Ready-to-Use Research Prompts

1. Anticipatory Bail — Prima Facie No Case

"FIR No. [X] registered at PS [Y] under Section 420/406 BNS. Allegations: accused took a loan of ₹[amount] from the complainant and did not repay. Accused's position: the amount was received as a business investment, not a loan. No written agreement exists. Is mere non-repayment a criminal offence or a civil debt? What is the 'intention to deceive at the time of receiving' test for Section 420 BNS? Can I get anticipatory bail on the ground that no offence is disclosed?"

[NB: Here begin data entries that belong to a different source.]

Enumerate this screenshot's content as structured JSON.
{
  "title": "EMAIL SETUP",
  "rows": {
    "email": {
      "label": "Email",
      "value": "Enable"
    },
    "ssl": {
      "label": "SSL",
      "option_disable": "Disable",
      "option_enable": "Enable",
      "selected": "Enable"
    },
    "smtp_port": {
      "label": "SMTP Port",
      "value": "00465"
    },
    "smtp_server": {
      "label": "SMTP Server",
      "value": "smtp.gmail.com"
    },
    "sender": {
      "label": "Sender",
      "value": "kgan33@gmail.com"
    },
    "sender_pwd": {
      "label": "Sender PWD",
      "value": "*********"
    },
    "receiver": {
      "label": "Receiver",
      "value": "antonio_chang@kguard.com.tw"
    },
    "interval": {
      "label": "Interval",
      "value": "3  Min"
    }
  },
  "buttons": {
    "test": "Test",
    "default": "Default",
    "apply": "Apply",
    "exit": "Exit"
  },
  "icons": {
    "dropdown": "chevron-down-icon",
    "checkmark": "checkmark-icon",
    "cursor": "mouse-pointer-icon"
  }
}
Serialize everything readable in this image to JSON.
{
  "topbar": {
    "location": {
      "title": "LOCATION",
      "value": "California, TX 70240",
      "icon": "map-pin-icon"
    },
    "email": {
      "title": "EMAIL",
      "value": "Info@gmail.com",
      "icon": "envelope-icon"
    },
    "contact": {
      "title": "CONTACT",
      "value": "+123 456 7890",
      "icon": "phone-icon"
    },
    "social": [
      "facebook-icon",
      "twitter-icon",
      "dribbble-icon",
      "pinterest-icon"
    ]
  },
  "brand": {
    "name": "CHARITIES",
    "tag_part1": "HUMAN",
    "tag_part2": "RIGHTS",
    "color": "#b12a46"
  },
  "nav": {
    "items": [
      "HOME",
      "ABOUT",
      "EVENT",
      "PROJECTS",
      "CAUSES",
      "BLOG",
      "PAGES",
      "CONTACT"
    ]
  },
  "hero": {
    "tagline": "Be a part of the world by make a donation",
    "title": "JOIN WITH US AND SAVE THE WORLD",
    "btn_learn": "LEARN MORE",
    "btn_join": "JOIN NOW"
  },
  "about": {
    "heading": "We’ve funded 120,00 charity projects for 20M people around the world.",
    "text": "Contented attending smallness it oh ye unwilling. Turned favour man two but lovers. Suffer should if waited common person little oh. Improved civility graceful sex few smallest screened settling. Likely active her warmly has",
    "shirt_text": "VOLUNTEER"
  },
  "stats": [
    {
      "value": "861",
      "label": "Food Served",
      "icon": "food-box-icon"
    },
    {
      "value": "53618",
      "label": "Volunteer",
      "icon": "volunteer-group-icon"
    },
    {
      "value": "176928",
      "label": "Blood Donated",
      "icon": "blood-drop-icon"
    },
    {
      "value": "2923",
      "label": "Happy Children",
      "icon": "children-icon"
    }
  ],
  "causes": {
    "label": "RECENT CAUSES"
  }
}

2. Section 50 NDPS — Recovery Vitiating Analysis

"NDPS case. Recovery of [drug] from accused's person. IO claims the accused was orally informed of his right to be searched in front of a Gazetted Officer or Magistrate, and he 'declined'. No written notice. No signature of accused on any Section 50 notice. Analyse the current SC position on whether oral compliance with Section 50 is sufficient and whether non-compliance makes the recovery inadmissible."

3. Quashing — Matrimonial Dispute

"FIR under Section 85 BNS (Section 498A IPC — filed before July 2024; use old law) and Section 3/4 Dowry Prohibition Act. Filed 8 months after the wife left the matrimonial home. All allegations are general — 'cruelty', 'demand for dowry' — no specific incident with date and detail. Divorce has now been filed by mutual consent. Analyse: (1) Is this an omnibus FIR susceptible to quashing under Bhajan Lal category 1? (2) Is quashing on settlement permissible for Section 498A IPC? (3) What is the procedure — file in HC or can it be compounded?"

4. POCSO — Age Determination Dispute

"POCSO FIR. Prosecutrix claims she was 16 at the time. School certificate shows DOB as [X] making her 16. But the radiological (bone ossification) report shows an age range of 18–22 years. My client's case is that the relationship was consensual and the prosecutrix was above 18. What is the law on which document is determinative for age under POCSO? What weight does the radiological report carry when it conflicts with the school certificate?"

5. Discharge — Constructive Liability Challenge

"Sessions Case under Section 302 BNS read with Section 3(5) BNS (Section 302 IPC read with Section 34 IPC — pre-July 2024). Charge sheet alleges common intention. My client was present at the scene but did not strike any blow. The prosecution's own witness says he was 'standing at a distance'. What is the legal test for Section 3(5) BNS (Section 34 IPC) — mere presence vs. active participation in furtherance of common intention? Can I get discharge on this ground?"

All AI-generated research and drafts must be reviewed by a qualified senior advocate before filing. The AI provides a structured starting point — professional judgment on facts, strategy, and court-specific practice remains yours. Citations marked [UNCERTAIN] must be verified on Indian Kanoon or SCC Online before use in court.